De problemen van Würst zijn exemplarisch, meent de horeca-expert. Hij ziet er de eerste tekenen van terugval in het casualfoodsegment in. “Zelfstandige ondernemers proberen het nog vaak zonder personeel: zij zijn meestal bereid om zichzelf de eerste jaren nauwelijks een loon uit te keren. Ze menen dat dat erbij hoort.” 

‘Ondernemen, dat doe je niet zomaar als bijberoep. Je moet naast zaakvoerder ook marketeer, boekhouder, influencer en wat weet ik allemaal zijn’
Jorg SnoeckVakblad RetailDetail

Niet in bijberoep

In die zin was het een verstandige zet van Wim Ballieu om voor Balls of Glory-zaken ook te werken met franchisenemers. Het risico ligt zo bij hen. Maar een garantie op succes is het niet. “Op een gegeven moment wil ook een zelfstandige ondernemer wel loon naar werken”, weet Laurijssen. “Dan is het stoppen, of de zaak overlaten aan een andere zelfstandige. Als je je personeelskosten niet onder controle krijgt, zijn het bubbels die op termijn gedoemd zijn om te barsten.”

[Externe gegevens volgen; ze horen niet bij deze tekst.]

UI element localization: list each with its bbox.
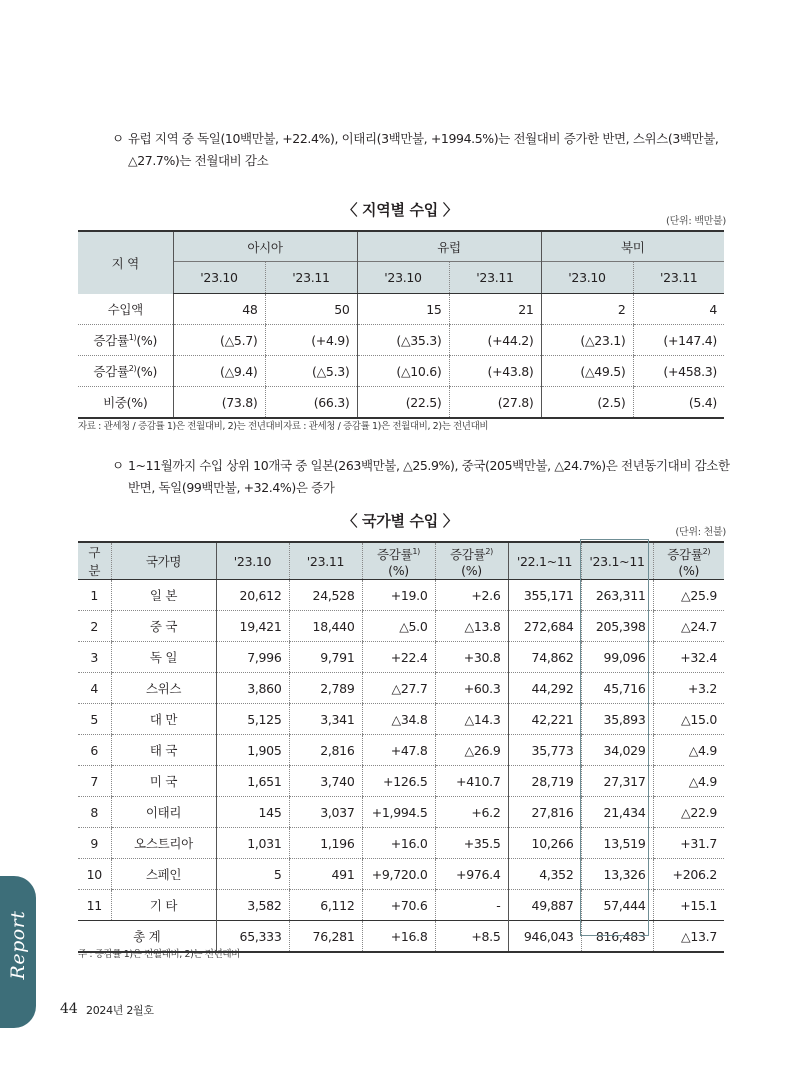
table-cell: 8 (78, 797, 111, 828)
header-period: '23.10 (173, 262, 265, 294)
table-cell: 대 만 (111, 704, 216, 735)
label-text: 증감률 (667, 546, 703, 562)
table-cell: 27,317 (581, 766, 653, 797)
table-row (78, 797, 724, 828)
table-row (78, 828, 724, 859)
label-suffix: (%) (678, 562, 700, 578)
table-source-note: 자료 : 관세청 / 증감률 1)은 전월대비, 2)는 전년대비자료 : 관세청 / 증감률 1)은 전월대비, 2)는 전년대비 (78, 421, 489, 432)
table-cell: +47.8 (362, 735, 435, 766)
label-text: '23.10 (233, 553, 272, 569)
table-cell: 스위스 (111, 673, 216, 704)
paragraph-text: 1~11월까지 수입 상위 10개국 중 일본(263백만불, △25.9%), 중국(205백만불, △24.7%)은 전년동기대비 감소한 반면, 독일(99백만불, +32.4%)은 증가 (128, 458, 730, 495)
table-cell: 50 (265, 294, 357, 325)
table-cell: 3,341 (289, 704, 362, 735)
table-cell: +30.8 (435, 642, 508, 673)
total-label: 총 계 (78, 921, 216, 953)
table-cell: 오스트리아 (111, 828, 216, 859)
header-europe: 유럽 (357, 231, 541, 262)
column-header (653, 542, 724, 580)
paragraph-text: 유럽 지역 중 독일(10백만불, +22.4%), 이태리(3백만불, +1994.5%)는 전월대비 증가한 반면, 스위스(3백만불, △27.7%)는 전월대비 감소 (128, 131, 719, 168)
table-cell: 4,352 (508, 859, 581, 890)
footnote-marker: 2) (128, 363, 137, 373)
table-cell: 13,519 (581, 828, 653, 859)
table-cell: (△35.3) (357, 325, 449, 356)
bullet-marker: ㅇ (112, 131, 124, 146)
table-cell: 946,043 (508, 921, 581, 953)
table-cell: +22.4 (362, 642, 435, 673)
table-cell: △13.7 (653, 921, 724, 953)
header-period: '23.10 (541, 262, 633, 294)
column-header (289, 542, 362, 580)
table-cell: +3.2 (653, 673, 724, 704)
label-suffix: (%) (136, 333, 158, 348)
table-cell: 48 (173, 294, 265, 325)
table-row (78, 704, 724, 735)
table-cell: △27.7 (362, 673, 435, 704)
table-row (78, 387, 724, 419)
header-period: '23.11 (633, 262, 724, 294)
table-cell: 9 (78, 828, 111, 859)
row-label (78, 356, 173, 387)
table-cell: △13.8 (435, 611, 508, 642)
label-text: '23.1~11 (589, 553, 645, 569)
table-cell: 11 (86, 897, 102, 913)
table-cell: 4 (78, 673, 111, 704)
table-cell: 49,887 (508, 890, 581, 921)
table-cell: +206.2 (653, 859, 724, 890)
header-north-america: 북미 (541, 231, 724, 262)
table-row (78, 325, 724, 356)
table-cell: (66.3) (265, 387, 357, 419)
table-row (78, 735, 724, 766)
table-cell: 355,171 (508, 580, 581, 611)
table-cell: (73.8) (173, 387, 265, 419)
table-cell: 1 (78, 580, 111, 611)
region-import-table (78, 230, 724, 419)
table-cell: 기 타 (111, 890, 216, 921)
table-cell: 3,740 (289, 766, 362, 797)
label-suffix: (%) (388, 562, 409, 578)
table-cell: +31.7 (653, 828, 724, 859)
table-cell: 3,860 (216, 673, 289, 704)
table-cell: (+4.9) (265, 325, 357, 356)
table-cell: 76,281 (289, 921, 362, 953)
table-row (78, 580, 724, 611)
table-cell: 34,029 (581, 735, 653, 766)
table-cell: (22.5) (357, 387, 449, 419)
table-cell: +16.8 (362, 921, 435, 953)
table-cell: (2.5) (541, 387, 633, 419)
table-cell: +1,994.5 (362, 797, 435, 828)
table-cell: 5 (216, 859, 289, 890)
table-cell: △4.9 (653, 766, 724, 797)
column-header (362, 542, 435, 580)
country-import-table (78, 541, 724, 953)
table-cell: +35.5 (435, 828, 508, 859)
table-cell: 74,862 (508, 642, 581, 673)
table-cell: 42,221 (508, 704, 581, 735)
table-cell: 2,789 (289, 673, 362, 704)
column-header (216, 542, 289, 580)
table-cell: 816,483 (581, 921, 653, 953)
label-text: 증감률 (450, 546, 486, 562)
table-row (78, 642, 724, 673)
table-cell: △14.3 (435, 704, 508, 735)
table-cell: +70.6 (362, 890, 435, 921)
table-cell: △22.9 (653, 797, 724, 828)
table-cell: (△5.3) (265, 356, 357, 387)
table-cell: - (435, 890, 508, 921)
table-cell: 7,996 (216, 642, 289, 673)
table-cell: 6 (78, 735, 111, 766)
table-cell: 35,773 (508, 735, 581, 766)
table-cell: (+147.4) (633, 325, 724, 356)
table-cell: △25.9 (653, 580, 724, 611)
table-unit-country: (단위: 천불) (675, 527, 726, 538)
table-cell: 20,612 (216, 580, 289, 611)
table-cell: 2 (78, 611, 111, 642)
table-row (78, 356, 724, 387)
table-cell: 19,421 (216, 611, 289, 642)
table-cell: +16.0 (362, 828, 435, 859)
table-cell: △26.9 (435, 735, 508, 766)
table-cell: 145 (216, 797, 289, 828)
header-period: '23.10 (357, 262, 449, 294)
table-row (78, 611, 724, 642)
footnote-marker: 1) (412, 546, 420, 556)
table-cell: 272,684 (508, 611, 581, 642)
row-label (78, 294, 173, 325)
table-cell: +60.3 (435, 673, 508, 704)
label-text: '22.1~11 (516, 553, 573, 569)
table-cell: (△23.1) (541, 325, 633, 356)
table-row (78, 859, 724, 890)
table-cell: 3,582 (216, 890, 289, 921)
header-asia: 아시아 (173, 231, 357, 262)
table-row (78, 890, 724, 921)
table-cell: 스페인 (111, 859, 216, 890)
table-unit-region: (단위: 백만불) (666, 216, 726, 227)
header-region: 지 역 (78, 231, 173, 294)
table-cell: 3,037 (289, 797, 362, 828)
table-cell: 21 (449, 294, 541, 325)
table-cell: (27.8) (449, 387, 541, 419)
table-cell: 44,292 (508, 673, 581, 704)
label-suffix: (%) (461, 562, 482, 578)
table-cell: △5.0 (362, 611, 435, 642)
table-title-region: 〈 지역별 수입 〉 (342, 201, 458, 219)
label-text: 증감률 (377, 546, 413, 562)
table-row (78, 766, 724, 797)
footnote-marker: 2) (702, 546, 711, 556)
table-cell: +8.5 (435, 921, 508, 953)
report-side-tab (0, 876, 36, 1028)
label-text: 구분 (88, 545, 101, 578)
table-cell: +19.0 (362, 580, 435, 611)
header-period: '23.11 (265, 262, 357, 294)
table-cell: +410.7 (435, 766, 508, 797)
footnote-marker: 1) (128, 332, 137, 342)
table-title-country: 〈 국가별 수입 〉 (342, 512, 458, 530)
table-cell: +126.5 (362, 766, 435, 797)
table-row (78, 294, 724, 325)
table-cell: 205,398 (581, 611, 653, 642)
table-cell: 28,719 (508, 766, 581, 797)
issue-label: 2024년 2월호 (86, 1004, 154, 1017)
table-cell: 일 본 (111, 580, 216, 611)
table-cell: (+43.8) (449, 356, 541, 387)
table-cell: △4.9 (653, 735, 724, 766)
page-number: 44 (60, 1001, 78, 1017)
table-cell: (+458.3) (633, 356, 724, 387)
table-cell: (+44.2) (449, 325, 541, 356)
table-cell: +9,720.0 (362, 859, 435, 890)
label-text: 증감률 (93, 333, 129, 348)
table-cell: (5.4) (633, 387, 724, 419)
table-cell: 10,266 (508, 828, 581, 859)
table-cell: 99,096 (581, 642, 653, 673)
table-cell: 15 (357, 294, 449, 325)
table-cell: 13,326 (581, 859, 653, 890)
table-cell: +32.4 (653, 642, 724, 673)
table-cell: 1,651 (216, 766, 289, 797)
table-cell: 1,905 (216, 735, 289, 766)
table-cell: +976.4 (435, 859, 508, 890)
table-cell: 미 국 (111, 766, 216, 797)
table-cell: 6,112 (289, 890, 362, 921)
table-cell: 2,816 (289, 735, 362, 766)
column-header (435, 542, 508, 580)
table-cell: △34.8 (362, 704, 435, 735)
column-header (581, 542, 653, 580)
table-cell: 독 일 (111, 642, 216, 673)
table-cell: 1,031 (216, 828, 289, 859)
table-cell: 4 (633, 294, 724, 325)
header-period: '23.11 (449, 262, 541, 294)
table-cell: 35,893 (581, 704, 653, 735)
table-cell: 1,196 (289, 828, 362, 859)
table-cell: (△10.6) (357, 356, 449, 387)
table-cell: (△9.4) (173, 356, 265, 387)
label-suffix: (%) (136, 364, 158, 379)
table-cell: 9,791 (289, 642, 362, 673)
table-cell: (△49.5) (541, 356, 633, 387)
table-cell: 5 (78, 704, 111, 735)
table-cell: 7 (78, 766, 111, 797)
table-cell: 중 국 (111, 611, 216, 642)
label-text: 국가명 (145, 554, 182, 569)
table-cell: 이태리 (111, 797, 216, 828)
table-cell: 57,444 (581, 890, 653, 921)
row-label (78, 387, 173, 419)
table-cell: 태 국 (111, 735, 216, 766)
row-label (78, 325, 173, 356)
table-cell: 263,311 (581, 580, 653, 611)
label-text: 증감률 (93, 364, 129, 379)
label-text: '23.11 (306, 553, 345, 569)
column-header (78, 542, 111, 580)
table-cell: 65,333 (216, 921, 289, 953)
table-cell: 491 (289, 859, 362, 890)
footnote-marker: 2) (485, 546, 493, 556)
table-cell: 3 (78, 642, 111, 673)
report-tab-label: Report (7, 910, 29, 980)
table-cell: 24,528 (289, 580, 362, 611)
column-header (111, 542, 216, 580)
table-cell: 10 (78, 859, 111, 890)
table-row (78, 673, 724, 704)
table-footnote: 주 : 증감률 1)은 전월대비, 2)는 전년대비 (78, 949, 240, 960)
table-cell: (△5.7) (173, 325, 265, 356)
paragraph-top-countries (112, 455, 732, 499)
table-cell: 27,816 (508, 797, 581, 828)
label-text: 비중(%) (103, 395, 148, 410)
table-cell: △24.7 (653, 611, 724, 642)
table-cell: 21,434 (581, 797, 653, 828)
table-cell: △15.0 (653, 704, 724, 735)
table-cell: +15.1 (653, 890, 724, 921)
paragraph-europe (112, 128, 732, 172)
bullet-marker: ㅇ (112, 458, 124, 473)
column-header (508, 542, 581, 580)
table-cell: 5,125 (216, 704, 289, 735)
table-cell: +6.2 (435, 797, 508, 828)
table-cell: 45,716 (581, 673, 653, 704)
table-cell: 2 (541, 294, 633, 325)
table-cell: 18,440 (289, 611, 362, 642)
table-cell: +2.6 (435, 580, 508, 611)
label-text: 수입액 (107, 301, 143, 317)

Een eitje is het inderdaad niet om vandaag nog een zaak uit de grond te stampen, beaamt Jorg Snoeck. “Kijk naar het aantal zaken dat vandaag over de kop gaat. Je moet bijna Superman zijn om nog te slagen. Ondernemen, dat doe je niet in bijberoep. Dat doe je dag en nacht. Het volstaat niet meer om een goed product te hebben en daar wat reclame rond te maken, zoals vroeger. Nee, je moet naast zaakvoerder ook marketeer, boekhouder, influencer en wat weet ik allemaal zijn. Er zijn er veel meer die daarin mislukken dan die erin slagen.”